Too young to be aware of her loss, Alice was spared the first grief of her mother's death. Over the years, though, she had grown jealous of other girls who had their own mothers to fight with and complain about and love. She was jealous of her brothers, too, especially James and Wallace, who were old enough to reliably remember their mother. Alice had nothing but stories about her mother's affection for other people, and photographs, including just one of her and her mother together, in which Beryl, a patterned scarf tied around her head, leaned back in a canvas chair on the lawn in front of the Vermont house, cradling the newborn Alice in her arms and smiling. At Beryl's feet, in a detail Alice had studied, one of the family's Maine coon cats had rolled onto its back, four paws batting the air as it begged for attention.
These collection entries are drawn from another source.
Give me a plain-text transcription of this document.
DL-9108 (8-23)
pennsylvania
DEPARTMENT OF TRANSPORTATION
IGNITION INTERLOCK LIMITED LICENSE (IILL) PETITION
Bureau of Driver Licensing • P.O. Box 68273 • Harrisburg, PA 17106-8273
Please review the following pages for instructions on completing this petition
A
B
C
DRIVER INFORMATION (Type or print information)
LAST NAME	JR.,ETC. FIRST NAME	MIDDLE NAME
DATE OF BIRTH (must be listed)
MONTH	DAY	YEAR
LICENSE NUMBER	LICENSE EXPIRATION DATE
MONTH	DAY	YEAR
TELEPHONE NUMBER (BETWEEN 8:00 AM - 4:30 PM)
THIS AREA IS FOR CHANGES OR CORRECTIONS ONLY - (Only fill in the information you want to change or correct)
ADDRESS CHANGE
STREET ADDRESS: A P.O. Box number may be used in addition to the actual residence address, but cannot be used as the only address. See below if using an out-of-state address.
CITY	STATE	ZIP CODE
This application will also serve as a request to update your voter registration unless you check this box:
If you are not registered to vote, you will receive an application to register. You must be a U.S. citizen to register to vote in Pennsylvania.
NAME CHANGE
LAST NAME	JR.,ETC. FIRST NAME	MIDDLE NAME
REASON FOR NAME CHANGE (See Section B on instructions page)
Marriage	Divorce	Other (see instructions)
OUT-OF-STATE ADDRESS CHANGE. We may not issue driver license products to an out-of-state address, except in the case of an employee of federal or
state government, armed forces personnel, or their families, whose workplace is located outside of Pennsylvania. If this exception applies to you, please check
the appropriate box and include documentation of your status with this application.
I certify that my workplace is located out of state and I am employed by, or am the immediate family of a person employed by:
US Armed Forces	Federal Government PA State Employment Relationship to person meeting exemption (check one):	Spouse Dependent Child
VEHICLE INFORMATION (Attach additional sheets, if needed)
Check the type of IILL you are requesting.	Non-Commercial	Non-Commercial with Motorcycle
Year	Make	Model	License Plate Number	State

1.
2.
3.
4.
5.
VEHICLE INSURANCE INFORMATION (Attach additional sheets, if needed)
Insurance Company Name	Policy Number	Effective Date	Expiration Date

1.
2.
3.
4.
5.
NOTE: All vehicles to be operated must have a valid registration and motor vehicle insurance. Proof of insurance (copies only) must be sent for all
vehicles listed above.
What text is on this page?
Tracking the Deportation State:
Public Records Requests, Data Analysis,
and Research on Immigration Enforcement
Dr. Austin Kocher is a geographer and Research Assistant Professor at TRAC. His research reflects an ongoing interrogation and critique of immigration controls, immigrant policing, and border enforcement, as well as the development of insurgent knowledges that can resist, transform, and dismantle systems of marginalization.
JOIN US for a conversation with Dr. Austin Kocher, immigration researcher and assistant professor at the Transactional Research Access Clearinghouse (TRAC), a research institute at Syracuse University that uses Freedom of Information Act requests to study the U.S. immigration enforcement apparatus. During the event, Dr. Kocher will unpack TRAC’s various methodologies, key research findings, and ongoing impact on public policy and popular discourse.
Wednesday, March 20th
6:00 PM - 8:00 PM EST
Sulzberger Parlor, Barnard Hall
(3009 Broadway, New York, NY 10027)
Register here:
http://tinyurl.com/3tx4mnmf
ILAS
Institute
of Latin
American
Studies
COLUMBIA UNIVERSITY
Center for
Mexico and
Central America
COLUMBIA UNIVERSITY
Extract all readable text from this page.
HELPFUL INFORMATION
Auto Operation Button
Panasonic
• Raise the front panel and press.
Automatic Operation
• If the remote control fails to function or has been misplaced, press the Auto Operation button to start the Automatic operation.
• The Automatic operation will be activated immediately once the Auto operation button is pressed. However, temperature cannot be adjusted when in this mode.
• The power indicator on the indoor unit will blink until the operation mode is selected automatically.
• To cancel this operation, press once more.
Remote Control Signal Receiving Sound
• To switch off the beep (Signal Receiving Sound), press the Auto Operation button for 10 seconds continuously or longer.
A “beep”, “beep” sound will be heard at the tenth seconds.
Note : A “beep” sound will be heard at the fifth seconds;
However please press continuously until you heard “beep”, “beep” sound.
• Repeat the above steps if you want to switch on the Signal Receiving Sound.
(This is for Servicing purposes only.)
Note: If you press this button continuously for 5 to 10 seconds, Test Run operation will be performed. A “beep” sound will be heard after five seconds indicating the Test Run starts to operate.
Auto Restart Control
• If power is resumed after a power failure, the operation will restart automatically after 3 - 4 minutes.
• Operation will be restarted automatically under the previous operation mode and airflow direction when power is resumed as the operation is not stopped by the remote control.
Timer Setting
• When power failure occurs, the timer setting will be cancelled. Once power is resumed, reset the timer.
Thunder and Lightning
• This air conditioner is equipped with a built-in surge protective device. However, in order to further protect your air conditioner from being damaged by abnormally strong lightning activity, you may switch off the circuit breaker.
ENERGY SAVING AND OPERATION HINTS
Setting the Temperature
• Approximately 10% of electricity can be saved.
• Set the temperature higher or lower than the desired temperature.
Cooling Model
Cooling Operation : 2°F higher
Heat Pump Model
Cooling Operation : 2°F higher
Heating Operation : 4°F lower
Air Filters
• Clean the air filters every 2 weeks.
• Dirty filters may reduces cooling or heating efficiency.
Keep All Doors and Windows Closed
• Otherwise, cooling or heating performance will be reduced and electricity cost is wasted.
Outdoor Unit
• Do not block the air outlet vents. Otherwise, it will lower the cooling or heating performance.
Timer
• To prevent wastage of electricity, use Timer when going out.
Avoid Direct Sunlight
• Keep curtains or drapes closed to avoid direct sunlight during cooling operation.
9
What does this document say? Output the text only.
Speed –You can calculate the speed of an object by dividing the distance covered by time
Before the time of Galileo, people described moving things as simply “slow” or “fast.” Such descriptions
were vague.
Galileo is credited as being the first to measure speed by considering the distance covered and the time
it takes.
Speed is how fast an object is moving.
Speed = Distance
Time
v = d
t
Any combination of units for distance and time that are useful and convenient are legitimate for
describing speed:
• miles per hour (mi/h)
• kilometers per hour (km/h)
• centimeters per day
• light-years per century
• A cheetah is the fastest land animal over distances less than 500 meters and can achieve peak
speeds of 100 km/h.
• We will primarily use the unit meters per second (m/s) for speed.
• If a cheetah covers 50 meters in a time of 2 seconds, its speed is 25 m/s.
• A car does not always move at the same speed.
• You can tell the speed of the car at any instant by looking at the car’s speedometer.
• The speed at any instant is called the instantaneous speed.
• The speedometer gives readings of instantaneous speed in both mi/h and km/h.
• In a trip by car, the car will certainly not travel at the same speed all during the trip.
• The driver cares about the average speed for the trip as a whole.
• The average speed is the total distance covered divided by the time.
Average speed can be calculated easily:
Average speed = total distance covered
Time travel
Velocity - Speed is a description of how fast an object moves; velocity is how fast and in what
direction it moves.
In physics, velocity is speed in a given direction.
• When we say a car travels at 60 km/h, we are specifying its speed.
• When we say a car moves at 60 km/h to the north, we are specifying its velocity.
Yet Alice would not have said she was lonely. The presence of her five brothers meant that for most of Alice's life, her house had been full of people, not only her father and Elizabeth and the boys but also the boys’ friends. It was a house that more and more over the years, despite what Alice witnessed as Elizabeth's increasingly shrill efforts, had fallen sway to the corruption of children, their chaos and theatrics, their games and hysterics and
crimes and hidden kindnesses and cruelties; this was how Alice knew it, as a series of stages on which play was enacted, Alice bringing up the rear in helmet or horned Viking headdress or feathered mask, bearing light saber or wand or pennant on a pole, whatever was left over, whatever she was handed. In James and Wallace's bedroom, a span of real ship's rigging, excellent for climbing, was fixed to one of the beams on the ceiling. Alice had been netted and caught here and hung upside down; she'd been a hostage, a stowaway in a crow's nest, Peter Pan. At six she'd broken an arm swinging onto one of the beds; at nine—a fly being drained of its blood by a spider—she had required five stitches in the top of her head after being cut loose while her hands were still tied behind her back. She never played a girl in any of these games; it never occurred to any of them, including Alice herself, that Alice should play a girl's role, Wendy instead of Peter Pan, for instance. Who would want to be Wendy?